Thriving in Retirement in Costa Rica’s Southern Zone

Costa Rica’s southern Pacific coast is known for its dramatic coastline of tree-covered mountains dropping suddenly to the ocean, empty beaches, and lush rainforest full of wildlife like toucans, howler monkeys, sloths, and dozens of other species.

Development has picked up in recent years due to the completion of the coastal highway in 2010. This cut the drive time from the capital, San José, and the international airport there, in half—to just three hours. And it’s made the region, also known as the Southern Zone, much more accessible. But it remains a quiet refuge for retirees and other expats looking to truly get away from it all in a beautiful setting.

For Will Poulton and Deb Howe it’s their refuge from the cold weather and stressful lifestyle they had back home in Toronto, Canada. The couple have a custom-built home on a hilltop near the small village of Ojochal in the heart of the Southern Zone, set back from the coast, with a commanding view of the surrounding former farmland, jungle, and Pacific Ocean beyond that.

Costa Rica’s Southern Zone is a laidback area where expats can escape the hustle and bustle.

Thanks to the elevation, they’ve escaped the heat and humidity you find near the beach in Costa Rica. Instead, they have refreshing sea and mountain breezes that keep temperatures comfortable. In fact, their home is designed to be open-air, with large patio doors and windows open from sun up to sundown to let the air flow—no AC needed. Thanks to the elevation, several hundred feet up, they don’t have an issue with bugs.

They have a large covered patio with comfy couches and chairs, a terraced garden with tropical plants and a pool. It’s about 15 minutes’ drive over dirt and gravel roads up the hill from the two-lane coastal highway to their home. A four-wheel drive vehicle is recommended, especially when it gets muddy in the height of the rainy season, September and October.

“We had never designed a home before,” says Will. “We worked hard at it. The whole idea was to merge the indoor and the outdoor together.”

They first visited the area a little more than three years ago after seeing a display about Costa Rica at a home building show in Canada. Their curiosity about this little Central American country was piqued, especially the south Pacific region. It was love at first sight.

“We knew we didn’t want to stay in North America. We wanted a warm climate. So we came down to take a look. We had never been to Costa Rica,” explains Will. “We travel a fair amount, and we researched Costa Rica. We liked the stability. It seems the culture was a good fit. It just felt right. And every time I came down to visit I felt the stress fall off.”

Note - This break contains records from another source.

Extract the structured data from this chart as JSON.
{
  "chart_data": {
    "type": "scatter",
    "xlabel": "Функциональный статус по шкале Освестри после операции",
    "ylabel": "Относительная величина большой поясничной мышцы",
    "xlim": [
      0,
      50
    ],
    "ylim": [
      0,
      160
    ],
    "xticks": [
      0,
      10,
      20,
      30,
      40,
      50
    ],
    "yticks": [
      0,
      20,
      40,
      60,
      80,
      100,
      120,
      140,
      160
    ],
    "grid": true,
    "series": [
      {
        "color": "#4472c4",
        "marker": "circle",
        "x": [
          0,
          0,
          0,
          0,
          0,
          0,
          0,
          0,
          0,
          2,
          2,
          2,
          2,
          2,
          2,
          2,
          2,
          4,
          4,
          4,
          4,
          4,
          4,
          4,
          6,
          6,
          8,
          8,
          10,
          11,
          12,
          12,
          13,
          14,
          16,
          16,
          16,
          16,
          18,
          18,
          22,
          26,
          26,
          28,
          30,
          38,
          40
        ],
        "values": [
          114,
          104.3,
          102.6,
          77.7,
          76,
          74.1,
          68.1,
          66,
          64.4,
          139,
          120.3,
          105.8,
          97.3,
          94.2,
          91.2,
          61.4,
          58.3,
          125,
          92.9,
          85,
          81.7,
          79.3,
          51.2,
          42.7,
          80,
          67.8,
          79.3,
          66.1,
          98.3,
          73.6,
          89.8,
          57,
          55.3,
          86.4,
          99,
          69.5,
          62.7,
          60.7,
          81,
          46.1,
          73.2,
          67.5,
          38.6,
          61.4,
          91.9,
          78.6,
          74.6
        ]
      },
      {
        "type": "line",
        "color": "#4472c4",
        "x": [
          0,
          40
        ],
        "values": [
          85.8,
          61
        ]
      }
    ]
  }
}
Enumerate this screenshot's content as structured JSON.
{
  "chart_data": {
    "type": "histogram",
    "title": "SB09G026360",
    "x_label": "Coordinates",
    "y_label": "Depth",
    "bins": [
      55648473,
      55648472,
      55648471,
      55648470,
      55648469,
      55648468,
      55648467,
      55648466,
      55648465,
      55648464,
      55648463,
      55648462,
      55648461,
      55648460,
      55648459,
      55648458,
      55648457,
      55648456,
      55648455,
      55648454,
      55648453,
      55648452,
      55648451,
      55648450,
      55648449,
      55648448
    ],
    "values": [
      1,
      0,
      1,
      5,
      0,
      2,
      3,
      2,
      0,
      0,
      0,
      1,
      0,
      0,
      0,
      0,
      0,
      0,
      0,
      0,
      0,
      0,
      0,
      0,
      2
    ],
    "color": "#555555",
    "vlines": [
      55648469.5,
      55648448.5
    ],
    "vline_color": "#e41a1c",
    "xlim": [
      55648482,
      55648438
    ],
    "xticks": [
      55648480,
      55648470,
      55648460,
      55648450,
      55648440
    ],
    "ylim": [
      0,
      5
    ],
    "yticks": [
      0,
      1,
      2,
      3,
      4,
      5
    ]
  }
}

They bought their lot soon after that initial exploratory trip and began the design and build process with a local contractor. Deb was able to move down first, in late 2014. Will had to finish out work before he retired in early 2016, although he visited often.

“In North America, people have so much yet they’re so miserable. People here have so little yet they’re genuinely happy,” says Will.

Since moving down the couple have become friends with many in the close-knit expat community. On Wednesdays they head to the El Castillo hotel for happy hour. It’s a big gathering place, a time to catch up on community happenings and enjoy sunsets over the water.

“Here you really get to know your neighbors. We’re retired, so there is more time to do things and more people around to do it with,” says Deb.

Aside from the Pura Vida (life is good) attitude Costa Rica is famous for, the couple have discovered plenty of other benefits of the Southern Zone. Ojochal, despite being a tiny community in the jungle, is well-known throughout the country for its gourmet restaurants. Talented expats from around the world have opened restaurants: French, Indonesian, Italian…plus there are plenty of solid local places. Fresh seafood, caught in the waters just offshore, is plentiful as well. Regular culinary festivals also draw big crowds, as do craft beer festivals.

“We’re foodies,” says Deb. “And we have great restaurants here. Our favorite local place is Boca Coronado, and we also love Ylang-Ylang.”

And, of course, there’s the natural beauty and wildlife, which surrounds them. It’s just part of living in this off-the-beaten path region, which is marked by large national parks and no large-scale development. But you don’t have to be in a protected area to enjoy it.

“We had four scarlet macaws fly by in front of our house the other day,” says Deb. “We also have howler monkeys.”

“It’s not for everybody,” says Will of moving to Costa Rica, or any “foreign” country for that matter. But, adds with a laugh, “Thank goodness because otherwise it would be crazy and crowded like North America.”